Bail and bail bond are not the same in spite of the use of the terms interchangeably. "A bail bond is a contract between the surety therein and the State to the effect that the accused, the principal in the bond, will appear in court when required and that he will comply with all the conditions of the bond." State v. Liakas 165 Neb. 503, 86 N.W. 2d 373 (1957). Likewise, a bond and cash are not the same for a bond is not cash. It is a promise to pay cash." State ex rel Ferguson v. American Saving Stamp Co. 194 Kan. 297, 398 P.2d 1011 (1965). The term implies a written obligation. Gutta Percha & Rubber Mfg. Co. v. Attalla, 39 So. 719 (Ala. 1905); Town of Koshkonog v. Burton, 104 U.S. 668, 26 L. Ed. 886 (1882).

The placing of a cash deposit in lieu of bail would appear to be similar to a recognizance. Again, turning to the Oxford English Dictionary, we find that recognizance is "A bond or obligation, entered into and recorded for a court or magistrate, by which a person engages himself to perform some act or observe some condition (as to appear when called on, to pay a debt, or to keep peace); also, a sum of money pledged as a surety for such performance and rendered forfeit by neglect of it." 8 Oxford English Dictionary 252.

Although one court has found that a recognizance and a bail bond are not really distinguishable except in form, State v. Bradsher, 189 N.C. 401, 127 S.E. 349 (1925), most courts have found that a recognizance creates an automatic debt, whereas a bail bond is merely evidence of a debt. See Cole v. Warner, 93 Tenn. 155, 23 S.W. 110 (1893).

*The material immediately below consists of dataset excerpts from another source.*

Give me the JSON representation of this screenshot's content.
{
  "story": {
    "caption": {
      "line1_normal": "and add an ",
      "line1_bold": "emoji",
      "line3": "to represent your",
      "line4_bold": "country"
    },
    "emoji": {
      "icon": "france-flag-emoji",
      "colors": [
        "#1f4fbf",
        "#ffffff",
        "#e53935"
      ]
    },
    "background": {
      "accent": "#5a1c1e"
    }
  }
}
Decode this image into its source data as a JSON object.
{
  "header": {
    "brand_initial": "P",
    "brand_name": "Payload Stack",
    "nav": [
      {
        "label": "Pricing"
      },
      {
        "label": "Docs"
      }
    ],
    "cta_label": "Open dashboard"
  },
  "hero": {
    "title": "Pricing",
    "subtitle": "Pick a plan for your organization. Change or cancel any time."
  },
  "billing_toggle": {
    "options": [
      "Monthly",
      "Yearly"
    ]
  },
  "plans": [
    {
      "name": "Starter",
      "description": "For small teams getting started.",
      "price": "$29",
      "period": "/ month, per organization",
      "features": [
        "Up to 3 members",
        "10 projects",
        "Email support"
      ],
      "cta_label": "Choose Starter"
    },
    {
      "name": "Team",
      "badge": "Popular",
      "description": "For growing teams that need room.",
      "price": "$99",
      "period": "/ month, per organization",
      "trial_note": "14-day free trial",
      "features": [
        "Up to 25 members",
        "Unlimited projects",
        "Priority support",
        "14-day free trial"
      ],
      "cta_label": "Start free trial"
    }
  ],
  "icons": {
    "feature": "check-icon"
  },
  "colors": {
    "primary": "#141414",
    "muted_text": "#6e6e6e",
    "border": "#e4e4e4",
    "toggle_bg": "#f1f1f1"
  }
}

"A recognizance is where the prisoner and his recognizors appear before the court of justice and acknowledge themselves to be indebted to the state in a certain sum, upon a certain condition, which is entered upon the record, and thereby becomes a part of it. . . . A recognizance certainly, whether it assume the form of a bond, or the usual form of a recognizance, should be acknowledged before the court or officer taking it. 'A recognizance is an obligation of record, entered into before some court or magistrate duly authorized to take it, with condition to do some particular act. In criminal cases the usual condition is for the accused to appear and stand trial. A bail bond is an obligation under seal given by the accused with one or more sureties, and made payable to the proper officer, with condition to be void upon performance by the accused of such acts as he may legally be required to perform. A recognizance differs from a bail {*149} bond merely in the nature of the obligation created. The former is an acknowledgment of record of an existing debt; the latter, which is attested by the signature and seal of the obligor, creates a new obligation.'" State v. Door, 59 W. Va. 188, 53 S.E. 120 (1906).

We conclude, therefore, that the so-called bail bondsman is a recognizor for the accused and is pledging a sum of money as a surety for the performance of the accused's obligation to appear for trial and when done as a business, the bail bondsman is transacting an insurance business. See People v. Adams, 351 Ill. 79, 183 N.E. 810 (1932).

It follows that, if this business is carried on without a license, it is contrary to the New Mexico Statutes and is punishable as a misdemeanor under Section 58-9-1, N.M.S.A., 1953 Compilation. In addition, the advertisement of the business is that of bail bondsman is an attempt to solicit insurance without a license, which is also punishable as a misdemeanor. Section 58-9-2, N.M.S.A., 1953 Compilation.